Uma das maiores aberrações do sistema constitucional brasileiro é, sem dúvida, a possibilidade de o Executivo editar Medidas Provisórias que entram em vigor de imediato e com força de lei. Sob o pretexto da urgência e da relevância (critérios extremamente subjetivos e de fácil caracterização), outorga-se ao Chefe do Executivo poderes de legislador superiores aos do próprio Legislativo, em mais uma simbiose entre poderes bastante estranha ao princípio da separação presente na Constituição da República.
Mas melhorias nesse descompasso que afeta a nossa democracia começam a ser vislumbradas. Acaba de ser aprovado, já em segundo turno no Senado, o Projeto de Emenda Constitucional 72/05. Agora, o texto segue para a Câmara. Nele estão previstas algumas mudanças substanciais no trâmite das medidas provisórias. Entre elas, a que estipula que a MP só entrará em vigor após sua “urgência e relevância” serem aferidas pela Comissão de Constituição e Justiça, que terá três dias para apreciar a matéria.
A precaução, sem dúvida, trará mais equilíbrio à relação entre os referidos poderes, já abalada em função do escândalo do Mensalão. Mas não resolve o grande problema que as Medidas Provisórias trazem ao País.
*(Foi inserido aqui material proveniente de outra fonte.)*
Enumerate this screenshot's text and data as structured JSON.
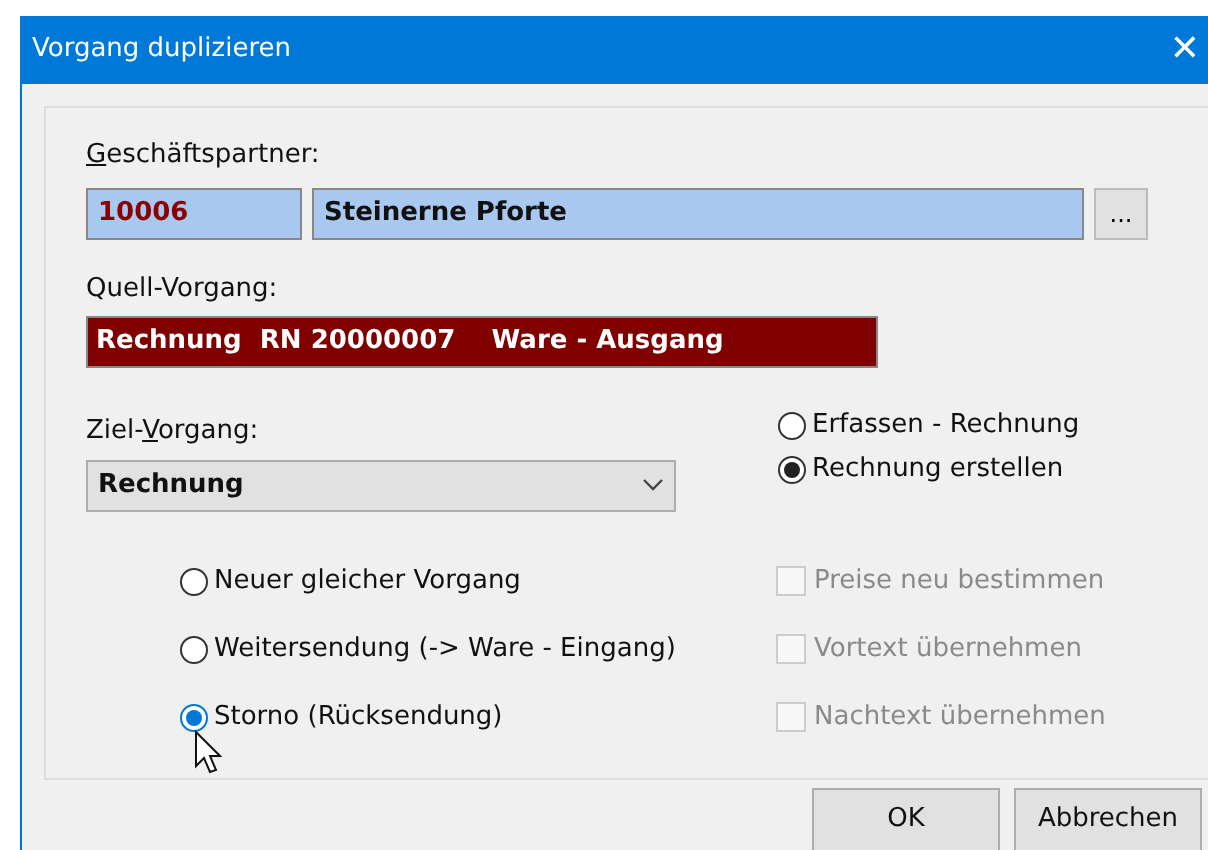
{
  "window": {
    "title": "Vorgang duplizieren",
    "close": "✕"
  },
  "partner": {
    "label": [
      {
        "text": "G",
        "underline": true
      },
      {
        "text": "eschäftspartner:",
        "underline": false
      }
    ],
    "number": "10006",
    "name": "Steinerne Pforte",
    "browse": "..."
  },
  "source": {
    "label": "Quell-Vorgang:",
    "value": "Rechnung  RN 20000007    Ware - Ausgang"
  },
  "target": {
    "label": [
      {
        "text": "Ziel-",
        "underline": false
      },
      {
        "text": "V",
        "underline": true
      },
      {
        "text": "organg:",
        "underline": false
      }
    ],
    "value": "Rechnung"
  },
  "mode_options": [
    {
      "label": "Erfassen - Rechnung",
      "selected": false
    },
    {
      "label": "Rechnung erstellen",
      "selected": true
    }
  ],
  "duplicate_options": [
    {
      "label": "Neuer gleicher Vorgang",
      "selected": false
    },
    {
      "label": "Weitersendung (-> Ware - Eingang)",
      "selected": false
    },
    {
      "label": "Storno (Rücksendung)",
      "selected": true
    }
  ],
  "checkboxes": [
    {
      "label": "Preise neu bestimmen",
      "checked": false,
      "disabled": true
    },
    {
      "label": "Vortext übernehmen",
      "checked": false,
      "disabled": true
    },
    {
      "label": "Nachtext übernehmen",
      "checked": false,
      "disabled": true
    }
  ],
  "buttons": [
    "OK",
    "Abbrechen"
  ]
}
Isso porque, se o Presidente tiver maioria na CCJ continuará com a mesma capacidade de editar normas que entender relevantes e urgentes, sem a aprovação do Congresso e que poderão, a qualquer tempo, surpreender a sociedade com novos planos econômicos, aumento de impostos e novas obrigações que, geralmente de imediato, atingirão nossas vidas.
É bem verdade que o processo legislativo contemporâneo já não pode ser visto sob uma rígida concepção de divisão entre os poderes. É evidente que o Executivo pode e deve influenciar o Legislativo na formação de leis, sendo até mesmo positivo que apresente projetos relevantes ao País. Contudo, o Congresso precisa e deve exercer seu papel no contexto republicano, atuando positivamente e de forma independente em relação ao Executivo.
O que não cabe no sistema democrático é a existência de um poder praticamente ilimitado de fazer leis, concentrado nas mãos de uma só pessoa, como temos atualmente. E um poder que também tem se mostrado perpétuo, em função das constantes reedições que têm sido utilizadas por todos os Presidentes recentes, independentemente do matiz político.
Neste sentido, e tendo em vista que não são tão comuns em nosso Congresso projetos interessantes e úteis aos cidadãos em geral, é de se esperar que a sociedade como um todo fique vigilante. De forma especial, a imprensa, grande propulsora dos avanços parlamentares dos últimos tempos, também deve usar seu poder de pressão para obter a aprovação desta iniciativa legislativa. Um país cansado de excessos agradecerá.